Unity Among the People Part 3
by John Lowe
(Laurens SC, USA)
did eat their meat with gladness and singleness of heart,
They “did eat their meat with gladness” signifies an attitude of great thankfulness to the God from whom they received their daily food, acknowledging that it all came from Him, and that they did not deserve His mercy, and so they ate together with much cheerfulness and friendliness for one another, without complaining about their lot, or envying each other, or without resenting what each other partook of. This is one of the effects of religion. It is far from gloom; it diffuses happiness over the mind; it bestows additional joy in the participation of even our ordinary pleasures.
“And singleness of heart” means without deceit and hypocrisy; either in their thanksgivings to God, or in their fellowship with each other; and with great sincerity, openness, and frankness before God, and one another. This also means “with a sincere and pure heart.” They were satisfied and thankful. They were not puzzled or anxious; nor were they desiring the luxurious living, or the vain objects of the people of the world (See Romans 12:8; 2 Corinthians 1:12; Colossians 3:22; Ephesians 6:5). The Syriac version joins this clause with the beginning of the next verse; "with singleness of heart, praising God.”
“Did eat their meat” proves that it does not refer to the Lord's Supper; because that ordinance is nowhere represented as being part of an ordinary meal, or for the purpose of nourishing the body (See 1 Corinthians 11:33, 34).
47 Praising God, and having favour with all the people. And the Lord added to the church daily such as should be saved.
These new Christians were “praising God,” not only for their secular blessings and pleasures of life, which they shared with each other in a pleasant and joyful manner; but for their spiritual blessings—that the Lord had been pleased to call them by His grace, and reveal Christ to them, and pardon them who had been such vile sinners, give them a name, and a place in his house, and provide them with such agreeable and delightful company to have fellowship with, as the saints were.
and having favour with all the people.
“Having favor with all the people” indicates they not only behaved with true brotherly love towards their brothers and sisters in Christ, but that they treated those outside the fellowship as they would like to be treated; courteously and kindly, and that they lived a life that honored God and their religion, which gained for them the good-will of the people.
And the Lord added to the church daily such as should be saved.
“And the Lord” is a reference to Jesus, as the glorified Head and Ruler of the Church. It was the Lord who did this. There was no power in man to do it; and the Christian loves to trace all the increase of the church to the grace of God: “Nevertheless, more and more men and women believed in the Lord and were added to their number” (Acts 5.14).
The word rendered "church" means "those who are called out," and is applied to Christians who are being called out, or separated from the world.

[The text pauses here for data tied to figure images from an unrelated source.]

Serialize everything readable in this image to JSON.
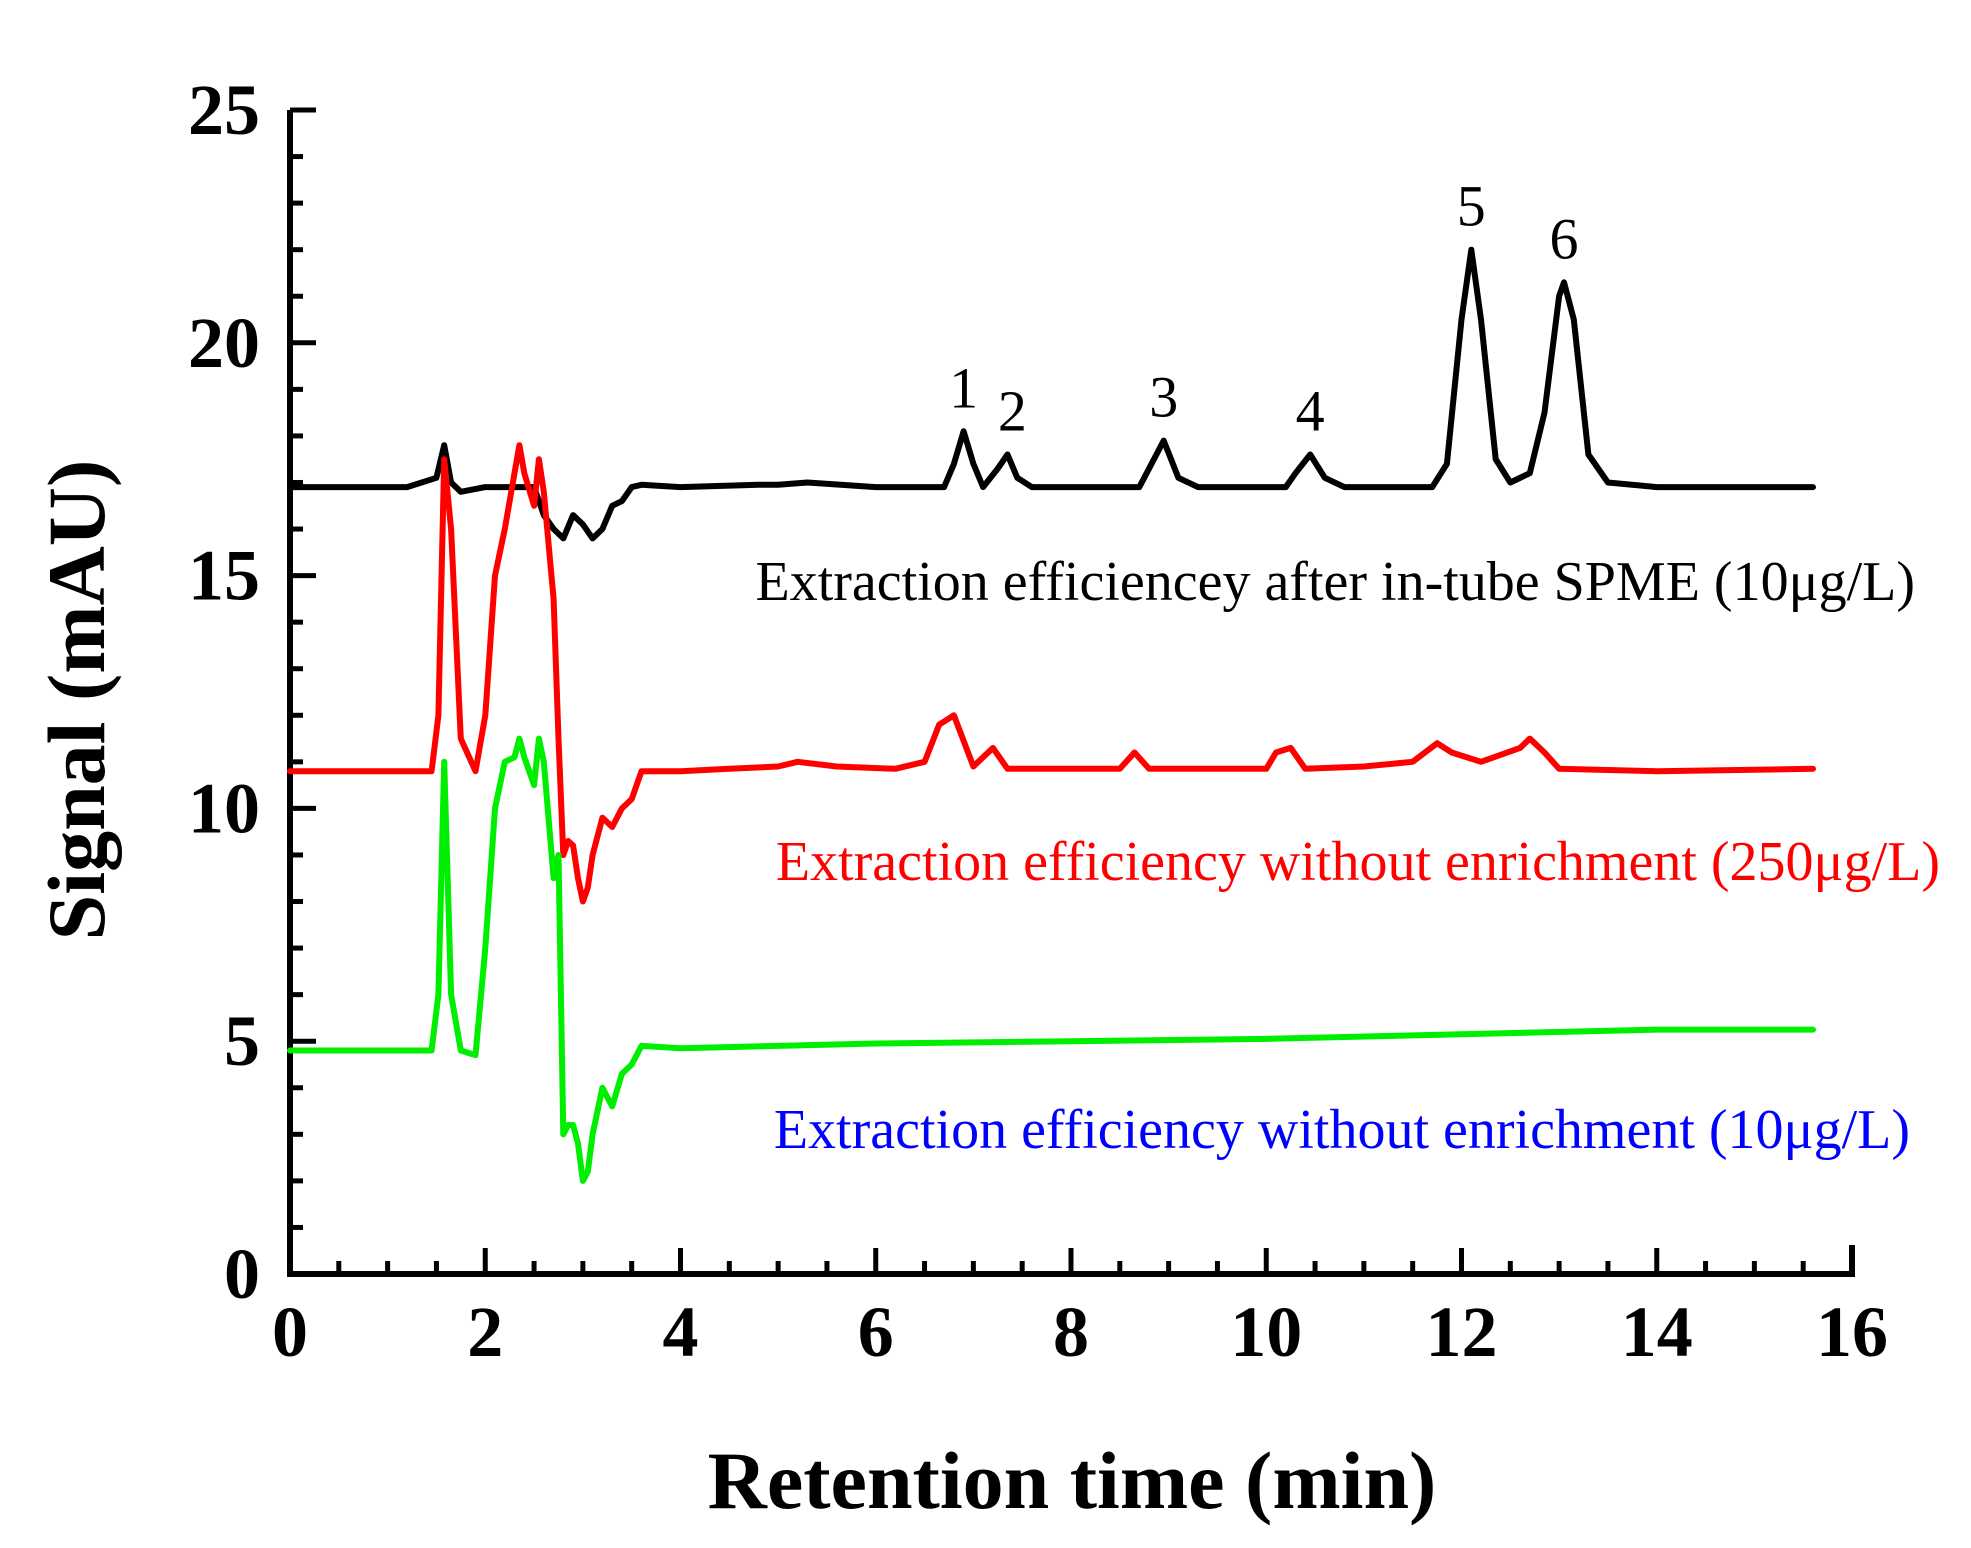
{
  "chart_data": {
    "type": "line",
    "title": "",
    "xlabel": "Retention time (min)",
    "ylabel": "Signal (mAU)",
    "xlim": [
      0,
      16
    ],
    "ylim": [
      0,
      25
    ],
    "xticks": [
      "0",
      "2",
      "4",
      "6",
      "8",
      "10",
      "12",
      "14",
      "16"
    ],
    "yticks": [
      "0",
      "5",
      "10",
      "15",
      "20",
      "25"
    ],
    "grid": false,
    "series": [
      {
        "name": "Extraction efficiencey after in-tube SPME (10μg/L)",
        "color": "#000000",
        "label_color": "#000000",
        "x": [
          0,
          1.2,
          1.5,
          1.58,
          1.65,
          1.75,
          2.0,
          2.5,
          2.6,
          2.7,
          2.8,
          2.9,
          3.0,
          3.1,
          3.2,
          3.3,
          3.4,
          3.5,
          3.6,
          4.0,
          4.8,
          5.0,
          5.3,
          6.0,
          6.7,
          6.8,
          6.9,
          7.0,
          7.1,
          7.25,
          7.35,
          7.45,
          7.6,
          8.7,
          8.8,
          8.95,
          9.1,
          9.3,
          10.2,
          10.3,
          10.45,
          10.6,
          10.8,
          11.7,
          11.85,
          12.0,
          12.1,
          12.2,
          12.35,
          12.5,
          12.7,
          12.85,
          13.0,
          13.05,
          13.15,
          13.3,
          13.5,
          14.0,
          15.6
        ],
        "y": [
          16.9,
          16.9,
          17.1,
          17.8,
          17.0,
          16.8,
          16.9,
          16.9,
          16.3,
          16.0,
          15.8,
          16.3,
          16.1,
          15.8,
          16.0,
          16.5,
          16.6,
          16.9,
          16.95,
          16.9,
          16.95,
          16.95,
          17.0,
          16.9,
          16.9,
          17.4,
          18.1,
          17.4,
          16.9,
          17.3,
          17.6,
          17.1,
          16.9,
          16.9,
          17.3,
          17.9,
          17.1,
          16.9,
          16.9,
          17.2,
          17.6,
          17.1,
          16.9,
          16.9,
          17.4,
          20.5,
          22.0,
          20.5,
          17.5,
          17.0,
          17.2,
          18.5,
          21.0,
          21.3,
          20.5,
          17.6,
          17.0,
          16.9,
          16.9
        ]
      },
      {
        "name": "Extraction efficiency without enrichment (250μg/L)",
        "color": "#ff0000",
        "label_color": "#ff0000",
        "x": [
          0,
          1.45,
          1.52,
          1.58,
          1.65,
          1.75,
          1.9,
          2.0,
          2.1,
          2.2,
          2.3,
          2.35,
          2.4,
          2.5,
          2.55,
          2.6,
          2.7,
          2.75,
          2.8,
          2.85,
          2.9,
          2.95,
          3.0,
          3.05,
          3.1,
          3.2,
          3.3,
          3.4,
          3.5,
          3.6,
          4.0,
          4.5,
          5.0,
          5.2,
          5.6,
          6.2,
          6.5,
          6.65,
          6.8,
          7.0,
          7.1,
          7.2,
          7.35,
          8.5,
          8.65,
          8.8,
          10.0,
          10.1,
          10.25,
          10.4,
          11.0,
          11.5,
          11.75,
          11.9,
          12.2,
          12.6,
          12.7,
          12.85,
          13.0,
          14.0,
          15.6
        ],
        "y": [
          10.8,
          10.8,
          12.0,
          17.5,
          16.0,
          11.5,
          10.8,
          12.0,
          15.0,
          16.0,
          17.2,
          17.8,
          17.2,
          16.5,
          17.5,
          16.8,
          14.5,
          11.5,
          9.0,
          9.3,
          9.2,
          8.5,
          8.0,
          8.3,
          9.0,
          9.8,
          9.6,
          10.0,
          10.2,
          10.8,
          10.8,
          10.85,
          10.9,
          11.0,
          10.9,
          10.85,
          11.0,
          11.8,
          12.0,
          10.9,
          11.1,
          11.3,
          10.85,
          10.85,
          11.2,
          10.85,
          10.85,
          11.2,
          11.3,
          10.85,
          10.9,
          11.0,
          11.4,
          11.2,
          11.0,
          11.3,
          11.5,
          11.2,
          10.85,
          10.8,
          10.85
        ]
      },
      {
        "name": "Extraction efficiency without enrichment (10μg/L)",
        "color": "#00ee00",
        "label_color": "#0000ff",
        "x": [
          0,
          1.45,
          1.52,
          1.58,
          1.65,
          1.75,
          1.9,
          2.0,
          2.1,
          2.2,
          2.3,
          2.35,
          2.4,
          2.5,
          2.55,
          2.6,
          2.7,
          2.75,
          2.8,
          2.85,
          2.9,
          2.95,
          3.0,
          3.05,
          3.1,
          3.2,
          3.3,
          3.4,
          3.5,
          3.6,
          4.0,
          5.0,
          6.0,
          8.0,
          10.0,
          12.0,
          14.0,
          15.6
        ],
        "y": [
          4.8,
          4.8,
          6.0,
          11.0,
          6.0,
          4.8,
          4.7,
          7.0,
          10.0,
          11.0,
          11.1,
          11.5,
          11.1,
          10.5,
          11.5,
          11.0,
          8.5,
          9.0,
          3.0,
          3.2,
          3.2,
          2.8,
          2.0,
          2.2,
          3.0,
          4.0,
          3.6,
          4.3,
          4.5,
          4.9,
          4.85,
          4.9,
          4.95,
          5.0,
          5.05,
          5.15,
          5.25,
          5.25
        ]
      }
    ],
    "peak_labels": [
      "1",
      "2",
      "3",
      "4",
      "5",
      "6"
    ],
    "peak_positions": [
      [
        6.9,
        18.1
      ],
      [
        7.4,
        17.6
      ],
      [
        8.95,
        17.9
      ],
      [
        10.45,
        17.6
      ],
      [
        12.1,
        22.0
      ],
      [
        13.05,
        21.3
      ]
    ]
  }
}
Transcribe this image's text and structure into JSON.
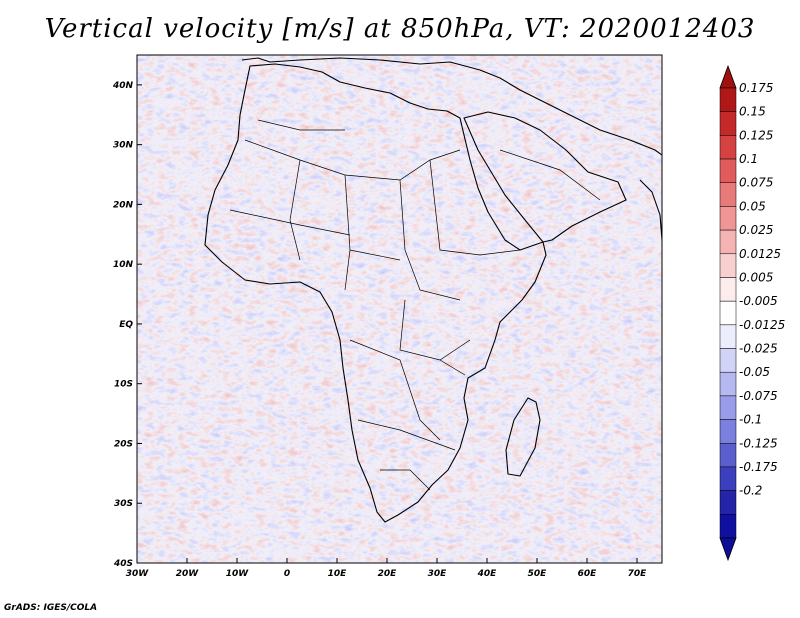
{
  "title": "Vertical velocity [m/s] at 850hPa, VT: 2020012403",
  "footer": "GrADS: IGES/COLA",
  "colors": {
    "land_border": "#000000",
    "frame": "#000000",
    "pos_strong": "#a00000",
    "neg_strong": "#1a1aa0"
  },
  "chart_data": {
    "type": "heatmap",
    "title": "Vertical velocity [m/s] at 850hPa, VT: 2020012403",
    "variable": "Vertical velocity",
    "units": "m/s",
    "level": "850hPa",
    "valid_time": "2020012403",
    "xlabel": "",
    "ylabel": "",
    "xlim": [
      -30,
      75
    ],
    "ylim": [
      -40,
      45
    ],
    "x_ticks": [
      {
        "value": -30,
        "label": "30W"
      },
      {
        "value": -20,
        "label": "20W"
      },
      {
        "value": -10,
        "label": "10W"
      },
      {
        "value": 0,
        "label": "0"
      },
      {
        "value": 10,
        "label": "10E"
      },
      {
        "value": 20,
        "label": "20E"
      },
      {
        "value": 30,
        "label": "30E"
      },
      {
        "value": 40,
        "label": "40E"
      },
      {
        "value": 50,
        "label": "50E"
      },
      {
        "value": 60,
        "label": "60E"
      },
      {
        "value": 70,
        "label": "70E"
      }
    ],
    "y_ticks": [
      {
        "value": 40,
        "label": "40N"
      },
      {
        "value": 30,
        "label": "30N"
      },
      {
        "value": 20,
        "label": "20N"
      },
      {
        "value": 10,
        "label": "10N"
      },
      {
        "value": 0,
        "label": "EQ"
      },
      {
        "value": -10,
        "label": "10S"
      },
      {
        "value": -20,
        "label": "20S"
      },
      {
        "value": -30,
        "label": "30S"
      },
      {
        "value": -40,
        "label": "40S"
      }
    ],
    "colorbar": {
      "labels": [
        "0.175",
        "0.15",
        "0.125",
        "0.1",
        "0.075",
        "0.05",
        "0.025",
        "0.0125",
        "0.005",
        "-0.005",
        "-0.0125",
        "-0.025",
        "-0.05",
        "-0.075",
        "-0.1",
        "-0.125",
        "-0.175",
        "-0.2"
      ],
      "colors": [
        "#b01818",
        "#c52a2a",
        "#d44242",
        "#e05c5c",
        "#e97a7a",
        "#f09696",
        "#f5b4b4",
        "#f9d0d0",
        "#fcecec",
        "#ffffff",
        "#ecedfc",
        "#d2d4f7",
        "#b6b9f0",
        "#999ce8",
        "#7b7fdd",
        "#5b5fce",
        "#3c3fbd",
        "#2424a8",
        "#1010a0"
      ],
      "over_color": "#a01010",
      "under_color": "#0c0c96"
    }
  }
}
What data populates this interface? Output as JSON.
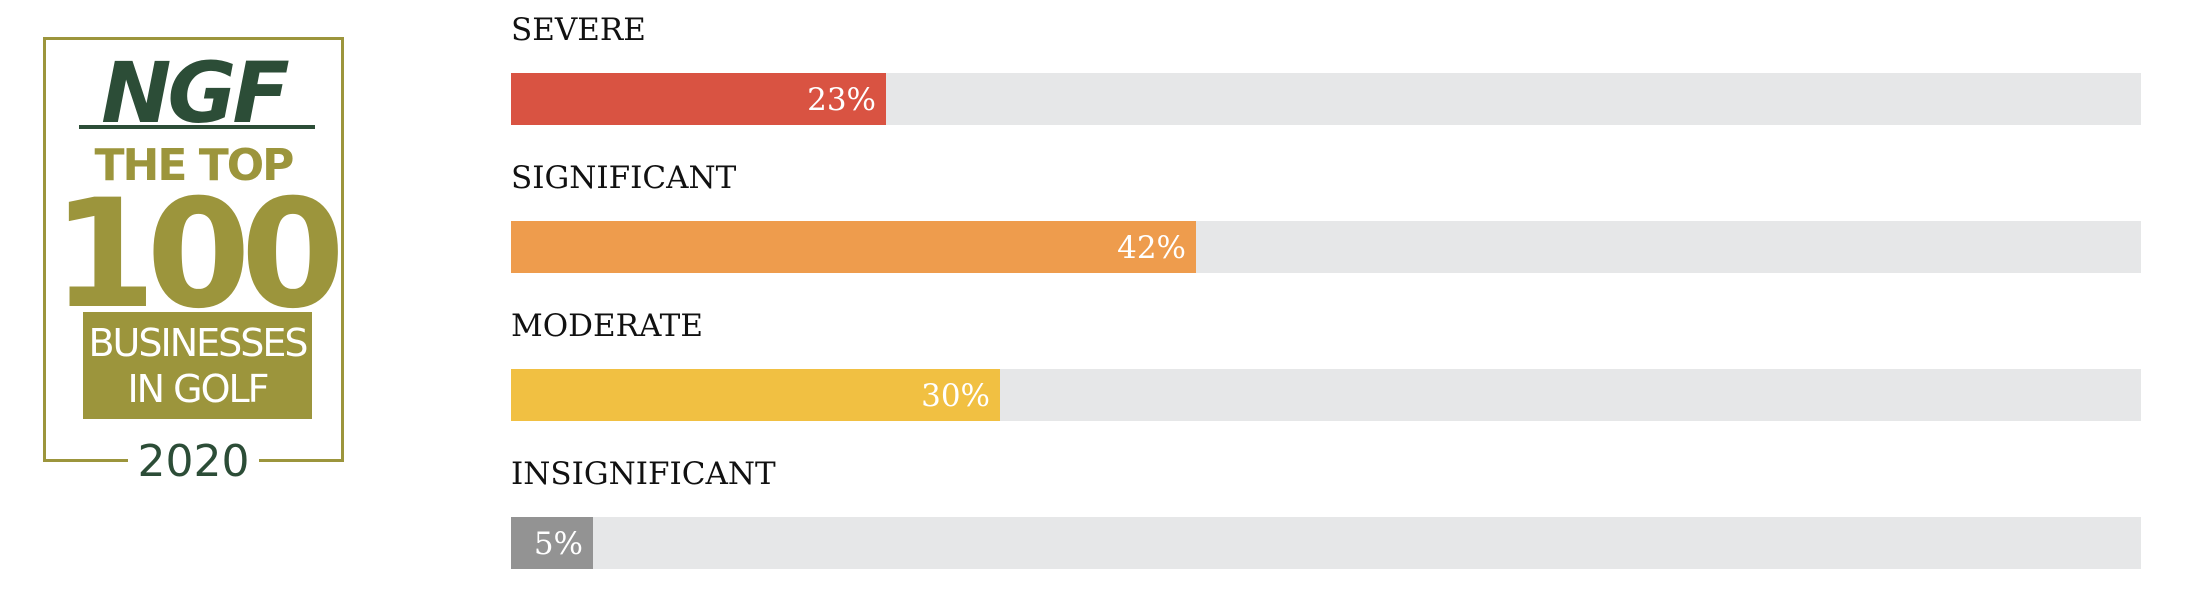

He began with the three thousand converts on Pentecost, but following that miraculous event, converts were added daily (And continued to be added for a long time after Pentecost) by the ministry of the word—many souls were won and “added to the church” (The Holy Spirit caused or inclined them to be joined to the church.); the Holy Spirit inclined their hearts to give themselves to the church, and follow all the ordinances and commands of the Lord. Each one was chosen by God, and each was redeemed by the Lord Jesus’ precious blood, were regenerated and sanctified by the Spirit of God, and so were surely saved; but that cannot always be said about persons added to churches, many of them are not truly saved, and so they soon fall away; but these were added by the Lord, and there is a world of difference between being added by the Lord, and being added by men.
“Such as should be saved” simply expresses the fact that there were those who would be, or who were about to be saved. It is clear, however, from this expression, that those who became members of the church were those who gave proof that they were sincere Christians; such as their life changed for the better, and they were not ashamed of the gospel of Christ. It is implied here, also, that those who are to be saved will join themselves to the church of God. This is almost universally required; and it constitutes one more evidence of piety when they are willing to face the world, and give themselves to the service of the Lord Jesus. Two remarks may be made regarding this last verse of this chapter; one is, that the effect of a consistent Christian life will be to command the respect of the world; and the other is that the effect will be the steady increase in the number of those who are saved. In this case, they were adding to the church on a daily basis and their number was constantly increasing; and the same result may be expected today where there is similar zeal, self-denial, consistency, and prayer.
The appeal in verse 40 was "Save yourselves from this crooked generation." Those who were added to the Church were those who complied with this request, and escaped from complicity with their unbelieving countrymen. They were the remnant that escaped—“Whoever believes and is baptized will be saved, but whoever does not believe will be condemned” (Mark 16:16)—Believes the gospel message; believes in Christ as his Savior. And is baptized. These are the conditions of pardon; faith in Christ and obedience to his command. If anyone does not have enough faith in Christ to obey him, his salvation may be in question. “He that believeth not” remains in a state of unbelief and cannot enter into the kingdom of God—“Whoever believes in him is not condemned, but whoever does not believe stands condemned already because he has not believed in the name of God's one and only Son” (John 3:18).
This is God’s prescription for church growth. If we will follow the example of Acts 2:42-47a, God will take care of growing the church Himself.